Sejarah Bedug Agung Pendowo Purworejo

22:32 0
Sejarah Bedug Agung Pendowo Purworejo
Masjid Agung Darul Muttaqin Purworejo memiliki peninggalan-peninggalan kuno yang sangat berharga, dan merupakan satu-satunya di Indonesia yaitu berupa Bedug.
Raden Adipati Cokronagoro pertama berkeinginan untuk melengkapi semua perlengkapan Masjid Agung Purworejo ini. Demikian pula beliau menghendaki sebuah Bedug yang akan dipakai sebagai pertanda telah masukknya saat Sholat Fardhu ( Wajib ) juga dapat dipakai untuk menandai segala kegiatan ibadah Umat Islam serta kenegaraan waktu itu.
Maka keinginan Raden Adipati ini diutarakanlah kepada para Suntono Kadipaten beserta para ‘Ulama’ Kadipaten Purworejo. kayu Jati Bang, yang batangya telah dipakai untuk membuat Soko Guru Masjid Agung serta Pendhopo Kadipaten, tinggal sisanya yang disebut Bongkot ( pangkal ). Bongkotnya kayu jati itu cukup besar, berdiameter hampir 2,50 meter.
Raden Adipati Cokronagoro sangat setuju untuk memanfaatkan bongkot kayu jati Bang tersebut dan memerintahkan kepada adindanya Raden Tumenggung Prawironagoro Wedana Bragolan untuk mengurusnya. Dengan dipimpin oleh Raden Tumenggung Prawironagoro, pembuatan Bedung Agung itu dilaksanakan dengan sebaik-baiknya. Dengan trampilnya para tukang kayu mengerjakan Bedug besar itu, digergaji dan dilubanginya bongkot kayu jati tersebut. Setelah dilubangi dan dihaluskan maka tinggallah ukuran yang sesungguhnya, yaitu diameter ( garis tengah ) 194 sentimeter pada bagian depan dan bagian belakang 180 sentimeter.
Dapat dibayangkan saat pembuatan lubang pada bongkot kayu jati tersebut, tentunya sangatlah sukar, karena kayunya sangat keras. Bahkan ada perkiraan dalam melubangi kayu itu dilakukan dengan membuat bara didalam kayu itu sendiri, sehingga akan terjadi lubang, kemudian dilanjutkan dengan dicungkil sedikit demi sedikit sampai akhirnya terbentuk lubang yang sangat bagus.
Tetapi dapat pula dilakukan pencungkilan mulai dari saat awal secara sedikit demi sedikit sampai pada akhirnya membentuk lubang yang diinginkan.

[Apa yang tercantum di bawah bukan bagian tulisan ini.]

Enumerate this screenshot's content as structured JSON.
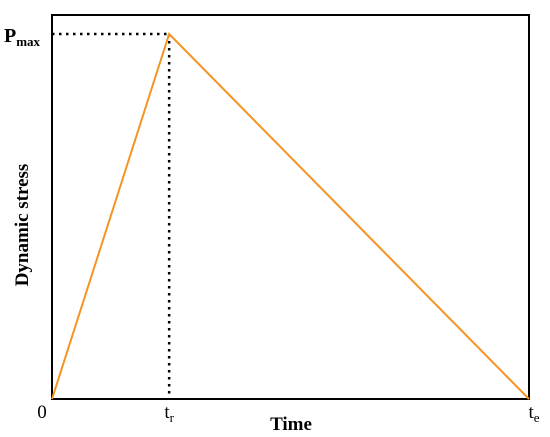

Yang jelas dalam proses pembuatan bedug itu sendiri, dilaksanakan dengan hati-hati dan permohonan kepada Allah SWT. Agar kelak Bedug yang terbentuk dapat bermanfaat dan berfungsi dengan baik.
Pada akhirnya pekerjaan yang cukup sulit itu selesai jugalah dikerjakan orang dengan ukuran sebagai berikut :
Garis tengah bagian depan = 194 cm
Garis tengah bagian belakang = 180 cm
Keliling lingkaran depan = 601 cm
Keliling lingkaran belakang = 564 cm
Panjang rata-rata = 292 cm

Bahan dari kayu Jati Bang bagian pangkalnya ( bongkot nya ) sisa kayu jati Pendowo, tidak terdapat sambungan, jadi utuh satu glundung. Kemudian Wedana Bragolan yang mendapat tugas memimpin pengerjaan bedug itu, yaitu Raden Tumenggung Prawironagoro, menghadap (sowan ) Kanjeng Raden Adipati Cokronagoro I untuk melaporkan, bahwa pembuatan Bedug Agung telah selesai dengan baik. Untuk selanjutnya tinggal menuggu perintah pengangkutannya ke kota Purworejo, yang jaraknya dari Dukuh Pendowo sampai ke kota Purworejo adalah 9 kilometer.
Mengingat pada masa itu jarak 9 kilometer adalah cukup jauh, apalagi jalannya belumlah seperti pada masa kini yang sudah beraspal dan halus. Pada masa itu, jalan dari Purwodadi sampai ke kota Purworejo masih merupakan jalan tanah yang belum rata dan bilamana dimusim hujan akan berlumpur, sedangkan pada musim panas berdebu penuh batu. Dikiri kanannya masih tertutup hutan dan dapuran bambu yang cukup rapat, sedangkan rumah penduduk masih jarang sekali. Maka masalah pengankutan Bedug Agung itu akan menjadi masalah yang cukup besar dan rumit.
Setelah Bupati Raden Adipati Cokronagoro menerima laporan dari adindanya Wedana Raden Tumenggung Prawironagoro, bahwa Bedug Agung telah selesai dibuat dan siap untuk segera diangkut ke Purworejo. Untuk pengankutan Bedug Agung tidaklah mudah karena membutuhkan tenaga yang ahli karena keadaan Bedug yang sangat besar dan tempat dimana Bedug itu dibuat karena hutan jati tersebut merupakan tempat yang agak menakutkan, wingit kata orang Jawa.
Disamping itu diperlukan juga ketajaman pikir serta kebijakan orang yang akan memimpin pengangkutan Bedug tersebut dengan melalui jalan pada saat itu yang kondisinya jelek. Tentulah hanya orang yang mempunyai daya linuwih sajalah yang akan berhasil melaksanakan tugas berat itu
Pada masa itu menurut tradisi masyarakat Jawa, setiap pekerjaan atau tugas yang akan dilaksanakan, haruslah dipimpin oleh kaum kerabat dari yang mempuyai perintah tersebut ( ingkang yasa ), setelah kemudian ternyata tidak ada yang sanggup, maka diperkenankan untuk dicarikan penggantinya dari orang luar kerabat yang yasa itu.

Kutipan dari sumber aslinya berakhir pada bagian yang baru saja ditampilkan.